The Eagle: twenty years after his father led 5,000 Roman soldiers to their death a rookie tries to restore his family’s name by finding the lost Roman ‘eagle standard’. In a nutshell the biggest problem this film has is lackadaisical direction – every other issue seems to stem from this: naff/ridiculous plot, complacent acting, lazy storytelling… There’s genuinely a scene where a minor character says “To find them you have to go over the snowy hills and into the next glen” – there’s a 5 second shot of our soldiers struggling through snow, and wham – they’re back in normal terrain again!!! Complimenting the visual vomit is the corniest stock Gaelic music, that drones away in the background when the soldiers are in the highlands. To make the film more sellable there are a few gratuitous action scenes but you can’t really see what’s going on, and it winds up a blurry, shaky mess. The only redeeming part is when Mark Strong appears and shows everyone how to act properly! All in, it just all feels a bit amateur, and like more of a project about someone finding their roots / heritage, than wanting to let a decent story take centre stage. If you wish to see a film about southerners taking on crazed tribes of ugly Scottish people check out Doomsday instead! Or if you want to keep it historical – Spartacus.
The Mechanic: after wiping out his boss and mentor a Mechanic (Hitman) takes it upon himself to train the boss’s wayward son – but will the son find out his dirty secret… What can you really say about this one? Jason Statham playing another Jason Statham character in a Jason Statham film for the umpteenth time – if you don’t know the drill by now, please exit the cinema quietly. The story’s 100% predictable, right down to the very last Statham scene – absolutely no surprises. On the other hand the acting’s generally pretty damn fine and although there’s not as much Statham action as you’d expect, it’s all done really well and there’s some really memorable Statham deaths. Knowing what kind of Statham film this is – and needs to be – everything is geared at the lads; there’s the gratuitous nudity & Statham sex scene, antique cars, and laughable close up shots of manly men (i.e.

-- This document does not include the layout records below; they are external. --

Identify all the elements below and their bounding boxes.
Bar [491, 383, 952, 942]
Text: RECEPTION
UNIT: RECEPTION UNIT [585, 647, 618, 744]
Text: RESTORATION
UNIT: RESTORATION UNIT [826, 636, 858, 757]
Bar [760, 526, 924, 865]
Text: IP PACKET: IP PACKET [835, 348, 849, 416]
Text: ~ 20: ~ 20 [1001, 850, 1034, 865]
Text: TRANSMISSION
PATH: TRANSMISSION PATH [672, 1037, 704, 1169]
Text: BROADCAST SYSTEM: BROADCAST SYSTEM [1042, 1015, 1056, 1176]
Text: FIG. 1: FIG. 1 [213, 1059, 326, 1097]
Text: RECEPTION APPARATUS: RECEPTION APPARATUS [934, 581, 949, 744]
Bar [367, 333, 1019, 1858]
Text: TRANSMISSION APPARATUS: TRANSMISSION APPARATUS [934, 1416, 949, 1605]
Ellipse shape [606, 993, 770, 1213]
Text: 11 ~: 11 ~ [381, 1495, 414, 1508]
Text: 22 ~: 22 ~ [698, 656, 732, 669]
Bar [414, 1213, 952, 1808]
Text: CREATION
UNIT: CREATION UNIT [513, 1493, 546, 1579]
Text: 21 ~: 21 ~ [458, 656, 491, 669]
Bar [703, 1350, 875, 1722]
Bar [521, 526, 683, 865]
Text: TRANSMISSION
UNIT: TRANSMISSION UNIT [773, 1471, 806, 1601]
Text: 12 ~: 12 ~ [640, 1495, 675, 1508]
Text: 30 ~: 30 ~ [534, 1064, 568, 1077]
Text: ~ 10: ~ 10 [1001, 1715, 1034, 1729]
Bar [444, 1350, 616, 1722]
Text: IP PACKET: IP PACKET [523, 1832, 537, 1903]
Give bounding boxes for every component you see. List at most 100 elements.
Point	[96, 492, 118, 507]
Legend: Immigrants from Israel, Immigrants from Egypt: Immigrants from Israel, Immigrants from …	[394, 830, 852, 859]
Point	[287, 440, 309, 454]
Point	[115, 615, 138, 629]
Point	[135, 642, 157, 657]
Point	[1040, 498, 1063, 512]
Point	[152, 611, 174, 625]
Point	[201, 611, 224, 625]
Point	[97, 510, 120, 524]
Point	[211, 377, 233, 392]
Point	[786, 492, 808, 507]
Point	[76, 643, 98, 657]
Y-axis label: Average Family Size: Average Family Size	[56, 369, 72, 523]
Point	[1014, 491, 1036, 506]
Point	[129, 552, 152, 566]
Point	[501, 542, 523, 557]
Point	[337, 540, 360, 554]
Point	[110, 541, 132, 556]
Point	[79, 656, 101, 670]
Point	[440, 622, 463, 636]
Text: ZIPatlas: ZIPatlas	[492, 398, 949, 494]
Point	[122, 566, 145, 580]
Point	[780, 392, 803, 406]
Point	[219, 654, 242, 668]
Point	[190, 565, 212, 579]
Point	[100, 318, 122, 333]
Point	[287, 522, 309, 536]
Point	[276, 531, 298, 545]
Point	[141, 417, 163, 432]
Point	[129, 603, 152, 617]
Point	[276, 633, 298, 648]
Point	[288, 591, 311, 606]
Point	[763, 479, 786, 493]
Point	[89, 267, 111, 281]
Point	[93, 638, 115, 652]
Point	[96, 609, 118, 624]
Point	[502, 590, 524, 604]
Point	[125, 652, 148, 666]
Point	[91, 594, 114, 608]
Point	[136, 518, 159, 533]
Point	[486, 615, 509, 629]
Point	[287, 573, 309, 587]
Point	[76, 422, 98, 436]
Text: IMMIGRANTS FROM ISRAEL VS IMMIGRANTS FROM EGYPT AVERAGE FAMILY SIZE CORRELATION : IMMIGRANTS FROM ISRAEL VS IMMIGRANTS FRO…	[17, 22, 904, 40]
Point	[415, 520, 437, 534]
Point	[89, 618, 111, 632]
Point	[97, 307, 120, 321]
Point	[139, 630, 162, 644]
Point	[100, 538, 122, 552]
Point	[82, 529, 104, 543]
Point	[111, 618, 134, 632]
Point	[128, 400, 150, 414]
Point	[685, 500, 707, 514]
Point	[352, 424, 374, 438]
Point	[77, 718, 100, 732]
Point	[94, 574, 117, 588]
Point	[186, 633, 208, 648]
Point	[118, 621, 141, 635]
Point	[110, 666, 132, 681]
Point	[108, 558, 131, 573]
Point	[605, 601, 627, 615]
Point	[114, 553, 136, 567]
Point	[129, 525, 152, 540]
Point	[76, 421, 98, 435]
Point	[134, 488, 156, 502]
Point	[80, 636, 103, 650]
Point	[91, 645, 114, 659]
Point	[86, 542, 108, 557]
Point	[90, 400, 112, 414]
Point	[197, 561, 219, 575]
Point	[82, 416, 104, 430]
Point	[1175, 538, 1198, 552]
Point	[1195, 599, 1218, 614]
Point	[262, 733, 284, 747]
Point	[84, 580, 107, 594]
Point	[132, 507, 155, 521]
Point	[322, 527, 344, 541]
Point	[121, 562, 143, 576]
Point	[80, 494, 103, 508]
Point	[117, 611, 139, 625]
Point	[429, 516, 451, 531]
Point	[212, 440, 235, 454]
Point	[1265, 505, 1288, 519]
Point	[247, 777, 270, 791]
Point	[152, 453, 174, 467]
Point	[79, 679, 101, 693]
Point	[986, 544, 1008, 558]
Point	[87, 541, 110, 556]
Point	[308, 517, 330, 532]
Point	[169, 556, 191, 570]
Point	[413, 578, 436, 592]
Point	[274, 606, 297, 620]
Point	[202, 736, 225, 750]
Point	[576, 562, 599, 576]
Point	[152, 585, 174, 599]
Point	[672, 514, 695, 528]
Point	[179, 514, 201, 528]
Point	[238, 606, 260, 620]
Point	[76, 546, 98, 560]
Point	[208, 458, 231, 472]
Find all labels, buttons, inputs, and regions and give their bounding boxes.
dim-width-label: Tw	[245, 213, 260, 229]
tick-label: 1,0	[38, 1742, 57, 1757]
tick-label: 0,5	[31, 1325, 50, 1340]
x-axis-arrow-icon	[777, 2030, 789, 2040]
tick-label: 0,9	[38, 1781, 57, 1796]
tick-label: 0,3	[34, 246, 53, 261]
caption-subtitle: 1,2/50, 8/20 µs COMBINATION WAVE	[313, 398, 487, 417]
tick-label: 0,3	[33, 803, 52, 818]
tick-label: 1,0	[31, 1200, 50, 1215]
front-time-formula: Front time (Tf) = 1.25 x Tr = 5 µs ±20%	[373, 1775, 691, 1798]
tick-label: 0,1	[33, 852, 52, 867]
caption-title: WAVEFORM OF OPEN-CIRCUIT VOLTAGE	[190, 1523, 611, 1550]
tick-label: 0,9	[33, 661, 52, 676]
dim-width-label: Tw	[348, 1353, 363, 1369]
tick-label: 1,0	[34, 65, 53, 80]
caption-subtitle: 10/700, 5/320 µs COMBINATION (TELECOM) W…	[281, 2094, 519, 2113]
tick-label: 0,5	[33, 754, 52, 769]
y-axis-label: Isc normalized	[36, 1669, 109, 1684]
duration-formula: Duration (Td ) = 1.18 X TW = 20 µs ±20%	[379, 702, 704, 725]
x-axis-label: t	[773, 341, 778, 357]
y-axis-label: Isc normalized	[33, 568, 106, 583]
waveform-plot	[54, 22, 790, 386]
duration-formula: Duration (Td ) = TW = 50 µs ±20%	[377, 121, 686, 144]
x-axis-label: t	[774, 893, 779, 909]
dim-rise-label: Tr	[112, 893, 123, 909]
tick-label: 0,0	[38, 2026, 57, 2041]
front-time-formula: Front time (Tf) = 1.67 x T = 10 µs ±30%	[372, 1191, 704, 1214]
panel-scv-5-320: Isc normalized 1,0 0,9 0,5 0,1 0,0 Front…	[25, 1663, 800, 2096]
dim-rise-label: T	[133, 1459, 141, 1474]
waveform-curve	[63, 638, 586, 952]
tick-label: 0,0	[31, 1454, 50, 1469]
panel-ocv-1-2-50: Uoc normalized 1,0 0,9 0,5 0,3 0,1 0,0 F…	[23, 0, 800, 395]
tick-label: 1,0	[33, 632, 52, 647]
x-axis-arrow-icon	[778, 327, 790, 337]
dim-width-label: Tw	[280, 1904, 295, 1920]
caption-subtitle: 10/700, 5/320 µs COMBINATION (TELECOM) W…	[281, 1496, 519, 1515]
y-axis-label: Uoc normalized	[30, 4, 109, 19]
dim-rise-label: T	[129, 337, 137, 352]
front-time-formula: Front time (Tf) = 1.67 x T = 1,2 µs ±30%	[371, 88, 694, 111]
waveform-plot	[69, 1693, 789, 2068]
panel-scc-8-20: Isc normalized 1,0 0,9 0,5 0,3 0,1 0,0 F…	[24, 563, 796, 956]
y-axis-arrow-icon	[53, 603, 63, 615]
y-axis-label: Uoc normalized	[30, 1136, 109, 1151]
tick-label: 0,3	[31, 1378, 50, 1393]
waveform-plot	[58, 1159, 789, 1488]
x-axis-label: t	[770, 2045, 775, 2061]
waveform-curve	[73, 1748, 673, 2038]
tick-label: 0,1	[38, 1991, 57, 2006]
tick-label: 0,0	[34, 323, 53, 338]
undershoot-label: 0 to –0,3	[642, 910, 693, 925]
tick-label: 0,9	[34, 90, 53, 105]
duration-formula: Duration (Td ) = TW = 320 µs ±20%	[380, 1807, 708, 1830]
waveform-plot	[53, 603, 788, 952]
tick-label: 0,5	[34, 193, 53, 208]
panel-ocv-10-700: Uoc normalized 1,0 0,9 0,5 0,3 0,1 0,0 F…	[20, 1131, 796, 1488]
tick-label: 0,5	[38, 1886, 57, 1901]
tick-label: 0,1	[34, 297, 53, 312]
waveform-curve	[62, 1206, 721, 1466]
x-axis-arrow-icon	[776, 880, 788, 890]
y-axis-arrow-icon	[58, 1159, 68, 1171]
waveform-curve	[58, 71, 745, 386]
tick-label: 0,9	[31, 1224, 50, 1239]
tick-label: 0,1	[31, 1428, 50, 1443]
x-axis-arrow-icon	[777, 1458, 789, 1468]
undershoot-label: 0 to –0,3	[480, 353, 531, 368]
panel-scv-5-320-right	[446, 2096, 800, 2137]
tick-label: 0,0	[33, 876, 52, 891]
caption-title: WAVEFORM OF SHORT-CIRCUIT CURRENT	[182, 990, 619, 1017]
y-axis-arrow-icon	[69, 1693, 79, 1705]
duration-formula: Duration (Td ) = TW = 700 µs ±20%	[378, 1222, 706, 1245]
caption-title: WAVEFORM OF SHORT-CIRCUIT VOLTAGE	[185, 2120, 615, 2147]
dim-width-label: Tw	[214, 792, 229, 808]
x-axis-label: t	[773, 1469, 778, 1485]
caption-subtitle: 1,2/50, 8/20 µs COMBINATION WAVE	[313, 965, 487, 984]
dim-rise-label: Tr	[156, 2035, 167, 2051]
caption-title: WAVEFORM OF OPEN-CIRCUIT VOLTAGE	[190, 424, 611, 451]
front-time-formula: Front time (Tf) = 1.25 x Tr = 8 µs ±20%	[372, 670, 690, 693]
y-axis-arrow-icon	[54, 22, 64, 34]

Statham) firing big guns with huge bullet casings flying out the side. The fantastic Statham script pleases the crowd, with all the cheeky Statham hard-man line’s you’d expect; someone even tells Statham: “I’ll put a bounty on your head so big you own reflection will want to shoot you in the face” a quality Statham film line by any previous film standards. Disappointingly, there are two major distractions from this Statham fest in Ben Foster‘s scrawny little tramp beard and ridiculously shitty French muse hat – no points to the costume designer! If you like Statham doing his Statham thing in a Statham film this will certainly not disappoint Statham fans. The mechanic is nothing new, or nothing original but it’s a well-excecuted popcorn action flick. Statham!